I thank her constantly for all her help, since I would never be able to do anything on my own and she really is an angel of a roommate, but I constantly feel like I’m not doing enough to thank her. Sometimes, I feel like she’s gotten annoyed with my constant thanks, but at the same time, I wonder if she’s expecting me to do more to thank her, since I’m absolutely terrible at reading people.

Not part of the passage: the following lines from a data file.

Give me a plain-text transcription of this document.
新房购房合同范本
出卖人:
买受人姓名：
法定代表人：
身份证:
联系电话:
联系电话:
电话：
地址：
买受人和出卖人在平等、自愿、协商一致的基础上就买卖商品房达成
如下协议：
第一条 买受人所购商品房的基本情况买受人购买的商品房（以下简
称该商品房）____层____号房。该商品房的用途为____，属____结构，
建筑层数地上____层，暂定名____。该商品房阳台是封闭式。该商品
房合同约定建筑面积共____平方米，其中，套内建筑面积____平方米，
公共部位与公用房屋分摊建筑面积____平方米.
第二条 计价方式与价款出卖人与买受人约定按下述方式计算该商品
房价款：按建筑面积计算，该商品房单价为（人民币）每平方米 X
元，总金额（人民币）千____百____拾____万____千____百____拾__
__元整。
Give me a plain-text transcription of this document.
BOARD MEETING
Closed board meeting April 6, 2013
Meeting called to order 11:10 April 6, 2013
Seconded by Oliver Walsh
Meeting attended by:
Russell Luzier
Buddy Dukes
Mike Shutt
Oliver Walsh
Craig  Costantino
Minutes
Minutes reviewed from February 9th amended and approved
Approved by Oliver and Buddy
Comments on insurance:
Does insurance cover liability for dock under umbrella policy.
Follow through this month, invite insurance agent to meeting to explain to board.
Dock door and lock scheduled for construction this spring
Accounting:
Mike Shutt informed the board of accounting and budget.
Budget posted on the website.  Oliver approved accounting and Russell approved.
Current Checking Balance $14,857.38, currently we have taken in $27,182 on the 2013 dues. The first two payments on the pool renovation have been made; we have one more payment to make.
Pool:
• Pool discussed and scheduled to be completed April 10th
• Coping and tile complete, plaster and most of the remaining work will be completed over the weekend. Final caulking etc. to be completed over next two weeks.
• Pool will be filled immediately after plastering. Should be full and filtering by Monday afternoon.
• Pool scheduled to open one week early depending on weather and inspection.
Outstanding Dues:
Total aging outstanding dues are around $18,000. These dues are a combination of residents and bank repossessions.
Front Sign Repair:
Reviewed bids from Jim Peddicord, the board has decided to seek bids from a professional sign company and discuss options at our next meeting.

What do you think? Am I being paranoid and nervous about something trivial? Or do I truly have to up my way of showing gratitude? I don’t want to be a boor or lazy, and J is such an amazing person and so nice, I don’t even want to think about making her unhappy. 0930-12
You are offering to help and looking for ways to be of service to your roommates, particularly the one who does the bulk of the dorm cleaning. When she waves off your offer of help, cheerfully reply, “Well, I’ll go clean the toilet or dust then!” What you don’t want is the appearance that your offer is a nice platitude that turns out to have no substance when it is actually accepted and you must therefore promptly decline due to medical restrictions. You cannot offer what you cannot do. Some chores you can include on “able to do” list would be putting away the clean dishes, dusting, vacuuming, window cleaning (using white vinegar and water), proactively decluttering the suite of trash, using a Swiffer Wet Mop to do the floors, even Chlorox makes this shower cleaning pad that goes on the end of pole for easy shower scrubbing with no contact with cleaning chemicals. Perhaps you discuss an arrangement where you cook, she does the dishes and you put away the clean dishes.
As for expressions of gratitude, I am of the opinion that one cannot be too lavish with it. But gratitude can be expressed in other ways than simply verbally. Be sure to do your share of the work to make the dorm suite run smoothly in a timely, routine manner so as to not overly burden her. Running errands such as a fast food trip, asking her if there is anything at the grocery store you can pick up for her, etc.
I would not worry about how your fellow dorm “mom” roommate interacts with the other two lazy roomies. One aspect of etiquette that we don’t discuss enough on this site is the concept of minding own’s business when it comes to being offended for those who are themselves directly offended by others. There isn’t grace for those who pick up the offenses of others. So, if your roommate has issues with the other two roommates, that is between her and those two. You make sure you are doing your best not to offend her yourself and all should be good.